The Quinn family were unable to maintain the farm after their father's death and moved to Newry, County Down in 1979.[2]
On 25 June 1976, Quinn along with his brother Séamus, Danny McGuinness and Raymond McCreesh planned to ambush an Army patrol at the Mountain House Inn on the Newry-Newtownhamilton road. They hijacked a "getaway" car from a farm in Sturgan but were observed moving into their ambush position. They prematurely opened fire on soldiers when they began moving in to investigate and the IRA member in the car drove off.
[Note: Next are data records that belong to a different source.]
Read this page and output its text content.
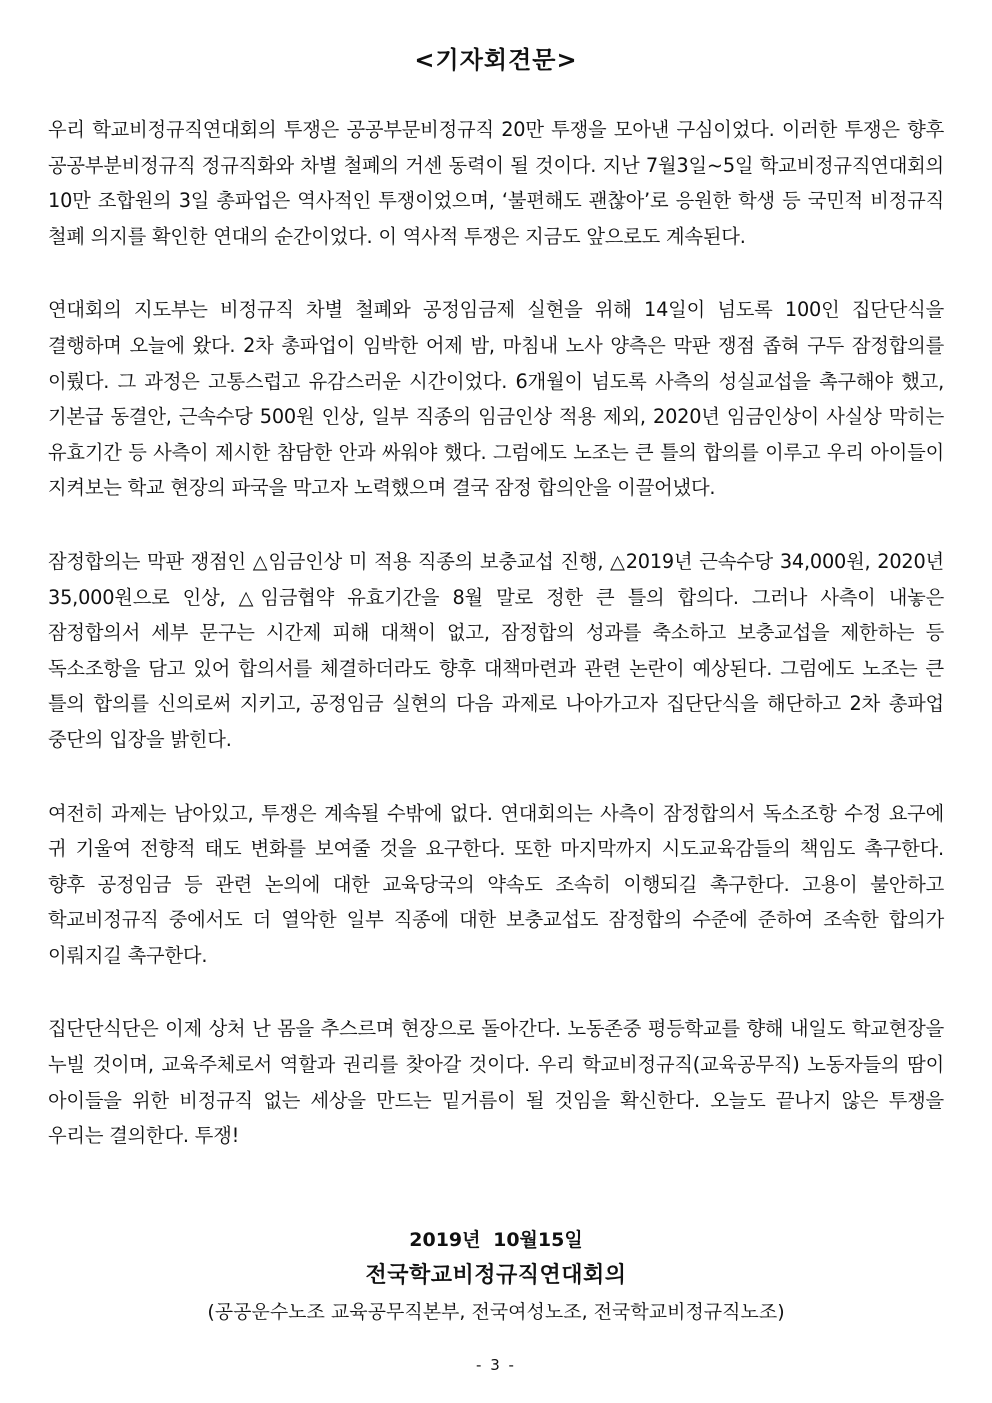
<기자회견문>

우리 학교비정규직연대회의 투쟁은 공공부문비정규직 20만 투쟁을 모아낸 구심이었다. 이러한 투쟁은 향후 공공부분비정규직 정규직화와 차별 철폐의 거센 동력이 될 것이다. 지난 7월3일~5일 학교비정규직연대회의 10만 조합원의 3일 총파업은 역사적인 투쟁이었으며, ‘불편해도 괜찮아’로 응원한 학생 등 국민적 비정규직 철폐 의지를 확인한 연대의 순간이었다. 이 역사적 투쟁은 지금도 앞으로도 계속된다.

연대회의 지도부는 비정규직 차별 철폐와 공정임금제 실현을 위해 14일이 넘도록 100인 집단단식을 결행하며 오늘에 왔다. 2차 총파업이 임박한 어제 밤, 마침내 노사 양측은 막판 쟁점 좁혀 구두 잠정합의를 이뤘다. 그 과정은 고통스럽고 유감스러운 시간이었다. 6개월이 넘도록 사측의 성실교섭을 촉구해야 했고, 기본급 동결안, 근속수당 500원 인상, 일부 직종의 임금인상 적용 제외, 2020년 임금인상이 사실상 막히는 유효기간 등 사측이 제시한 참담한 안과 싸워야 했다. 그럼에도 노조는 큰 틀의 합의를 이루고 우리 아이들이 지켜보는 학교 현장의 파국을 막고자 노력했으며 결국 잠정 합의안을 이끌어냈다.

잠정합의는 막판 쟁점인 △임금인상 미 적용 직종의 보충교섭 진행, △2019년 근속수당 34,000원, 2020년 35,000원으로 인상, △임금협약 유효기간을 8월 말로 정한 큰 틀의 합의다. 그러나 사측이 내놓은 잠정합의서 세부 문구는 시간제 피해 대책이 없고, 잠정합의 성과를 축소하고 보충교섭을 제한하는 등 독소조항을 담고 있어 합의서를 체결하더라도 향후 대책마련과 관련 논란이 예상된다. 그럼에도 노조는 큰 틀의 합의를 신의로써 지키고, 공정임금 실현의 다음 과제로 나아가고자 집단단식을 해단하고 2차 총파업 중단의 입장을 밝힌다.

여전히 과제는 남아있고, 투쟁은 계속될 수밖에 없다. 연대회의는 사측이 잠정합의서 독소조항 수정 요구에 귀 기울여 전향적 태도 변화를 보여줄 것을 요구한다. 또한 마지막까지 시도교육감들의 책임도 촉구한다. 향후 공정임금 등 관련 논의에 대한 교육당국의 약속도 조속히 이행되길 촉구한다. 고용이 불안하고 학교비정규직 중에서도 더 열악한 일부 직종에 대한 보충교섭도 잠정합의 수준에 준하여 조속한 합의가 이뤄지길 촉구한다.

집단단식단은 이제 상처 난 몸을 추스르며 현장으로 돌아간다. 노동존중 평등학교를 향해 내일도 학교현장을 누빌 것이며, 교육주체로서 역할과 권리를 찾아갈 것이다. 우리 학교비정규직(교육공무직) 노동자들의 땀이 아이들을 위한 비정규직 없는 세상을 만드는 밑거름이 될 것임을 확신한다. 오늘도 끝나지 않은 투쟁을 우리는 결의한다. 투쟁!

2019년 10월15일
전국학교비정규직연대회의
(공공운수노조 교육공무직본부, 전국여성노조, 전국학교비정규직노조)
- 3 -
The others tried to hide in a farmhouse but were surrounded.
After they failed to shoot their way out, the local Catholic parish priest facilitated their surrender.[3][4]
On 2 March 1977, Quinn and Raymond McCreesh were convicted and sentenced to fourteen years in prison for attempted murder, possession of a rifle and ammunition and a further five years for IRA membership.[5][6]
Quinn was sent to the H-Blocks of the Maze prison where he refused to wear a prison uniform, demanded political status and joined the blanket protest.
Quinn joined the hunger strike on 15 June 1981. When he was close to death after 47 days his mother asked for medical help to save his life. Paddy Quinn and his mother both described what happened in interviews for a BBC documentary on the hunger strikes in 1993. He was the first hunger striker whose family intervened.[7][8][9][10]